En contrepartie des 16 % de voix qu'il a recueillies, l'ancien président (1981-1993) réclame, entre autres, la mise à sa disposition de "30 hommes pris en charge par l'Etat", mais choisis par lui, en plus du "dispositif de protection des anciens chefs d'Etat", une "compensation financière d'au moins 5 milliards de francs CFA" (l'équivalent de 7,7 millions d'euros) plus une autre indemnité "liée à la destruction de tous -ses- biens" en 2001, l'octroi d'un logement, etc.

L'ancien président ajoute qu'il se verrait bien devenir "le messager de la paix ou -le- médiateur de la République" et que l'octroi de "fonds politiques" pour lui permettre d'"appuyer le régime tant sur le plan national qu'international" serait le bienvenu. Il n'oublie ni son parti ni ses amis. Pour le Rassemblement démocratique centrafricain (RDC), il réclame le poste de premier ministre ­ "un préalable, quel que soit le poids parlementaire du RDC" ­ et 9 portefeuilles, dont celui de l'économie, dans le prochain gouvernement. "Ces ministres, précise le "Cahier de charge", devront avoir tout pouvoir pour le choix de leurs collaborateurs et -ils disposeront- de toutes les marges de manoeuvre nécessaires au fonctionnement de leur département ministériel."
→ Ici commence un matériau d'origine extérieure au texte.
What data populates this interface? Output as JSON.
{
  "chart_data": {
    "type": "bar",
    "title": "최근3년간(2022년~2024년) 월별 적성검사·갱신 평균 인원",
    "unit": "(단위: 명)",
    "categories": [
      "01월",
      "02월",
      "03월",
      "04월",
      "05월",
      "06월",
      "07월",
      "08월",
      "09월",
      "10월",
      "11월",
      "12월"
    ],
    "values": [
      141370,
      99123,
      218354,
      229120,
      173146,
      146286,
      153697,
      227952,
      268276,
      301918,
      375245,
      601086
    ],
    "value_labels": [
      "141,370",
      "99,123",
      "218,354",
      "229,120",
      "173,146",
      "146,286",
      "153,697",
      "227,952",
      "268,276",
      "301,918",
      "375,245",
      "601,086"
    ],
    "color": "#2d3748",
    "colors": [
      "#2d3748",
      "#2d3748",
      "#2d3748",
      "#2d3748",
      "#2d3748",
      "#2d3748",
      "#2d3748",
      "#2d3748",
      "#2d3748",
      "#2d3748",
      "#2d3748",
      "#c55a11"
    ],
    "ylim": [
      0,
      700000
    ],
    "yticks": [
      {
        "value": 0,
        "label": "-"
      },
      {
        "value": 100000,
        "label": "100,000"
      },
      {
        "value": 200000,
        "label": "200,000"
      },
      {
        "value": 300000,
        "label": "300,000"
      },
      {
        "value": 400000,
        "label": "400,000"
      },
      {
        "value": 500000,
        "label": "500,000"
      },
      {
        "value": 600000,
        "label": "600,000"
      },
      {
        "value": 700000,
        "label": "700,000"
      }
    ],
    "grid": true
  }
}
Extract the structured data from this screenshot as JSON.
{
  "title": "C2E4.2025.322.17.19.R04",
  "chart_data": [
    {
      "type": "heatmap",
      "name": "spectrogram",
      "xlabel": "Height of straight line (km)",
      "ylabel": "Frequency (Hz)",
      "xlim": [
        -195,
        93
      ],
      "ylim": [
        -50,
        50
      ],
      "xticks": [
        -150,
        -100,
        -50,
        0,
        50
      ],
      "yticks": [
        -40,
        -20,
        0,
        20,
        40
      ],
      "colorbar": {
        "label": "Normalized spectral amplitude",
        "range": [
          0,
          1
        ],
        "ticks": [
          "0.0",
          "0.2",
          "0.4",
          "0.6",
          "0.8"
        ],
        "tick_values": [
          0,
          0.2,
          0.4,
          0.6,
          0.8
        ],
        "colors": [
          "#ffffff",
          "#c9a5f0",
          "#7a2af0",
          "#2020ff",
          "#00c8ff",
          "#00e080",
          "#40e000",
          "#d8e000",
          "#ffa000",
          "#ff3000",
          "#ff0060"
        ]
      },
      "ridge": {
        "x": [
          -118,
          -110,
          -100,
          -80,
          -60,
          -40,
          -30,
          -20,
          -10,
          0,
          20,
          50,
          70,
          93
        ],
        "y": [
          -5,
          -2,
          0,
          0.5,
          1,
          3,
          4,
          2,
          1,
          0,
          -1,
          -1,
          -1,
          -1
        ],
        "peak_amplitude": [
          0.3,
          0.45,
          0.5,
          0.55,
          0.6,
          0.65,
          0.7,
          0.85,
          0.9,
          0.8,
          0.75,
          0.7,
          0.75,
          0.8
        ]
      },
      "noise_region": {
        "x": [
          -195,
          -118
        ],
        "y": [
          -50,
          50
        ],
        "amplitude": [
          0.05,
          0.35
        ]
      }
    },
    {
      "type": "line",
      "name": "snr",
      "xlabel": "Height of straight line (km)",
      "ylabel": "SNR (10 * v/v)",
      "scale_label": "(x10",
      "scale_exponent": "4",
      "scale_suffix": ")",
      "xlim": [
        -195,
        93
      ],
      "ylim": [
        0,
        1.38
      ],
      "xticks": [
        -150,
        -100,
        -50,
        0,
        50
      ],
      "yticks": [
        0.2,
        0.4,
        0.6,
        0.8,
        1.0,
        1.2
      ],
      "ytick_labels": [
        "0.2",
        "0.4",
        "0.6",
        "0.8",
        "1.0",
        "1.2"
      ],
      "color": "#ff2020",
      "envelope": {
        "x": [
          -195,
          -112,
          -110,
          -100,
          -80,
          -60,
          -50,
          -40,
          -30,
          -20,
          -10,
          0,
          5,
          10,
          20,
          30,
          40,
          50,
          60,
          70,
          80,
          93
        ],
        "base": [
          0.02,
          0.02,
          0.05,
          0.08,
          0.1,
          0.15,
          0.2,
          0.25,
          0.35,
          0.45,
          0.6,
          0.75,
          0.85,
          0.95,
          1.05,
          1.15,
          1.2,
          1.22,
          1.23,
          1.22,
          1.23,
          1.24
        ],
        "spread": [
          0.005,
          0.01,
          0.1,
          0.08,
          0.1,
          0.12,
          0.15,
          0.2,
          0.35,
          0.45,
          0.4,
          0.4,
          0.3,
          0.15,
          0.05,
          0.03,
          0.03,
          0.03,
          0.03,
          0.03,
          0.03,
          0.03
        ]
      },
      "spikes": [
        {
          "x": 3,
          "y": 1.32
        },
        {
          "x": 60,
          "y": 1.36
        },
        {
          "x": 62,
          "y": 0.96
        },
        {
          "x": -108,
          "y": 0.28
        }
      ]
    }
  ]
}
Le général Kolingba a aussi des visées sur des postes de la haute administration. Il exige 6 préfectures, 21 sous-préfectures, et l'assurance de pouvoir placer des amis "depuis l'état-major général jusqu'aux chefs de corps". Le "Cahier de charge" justement nommé circule dans les ambassades à Bangui, la capitale. Il ne fait rire personne. Si les exigences financières du général Kolingba étaient honorées, les bailleurs de fonds cesseraient sans doute d'assurer les fins de mois d'un Etat centrafricain généreux avec l'argent qu'il n'a pas en caisse.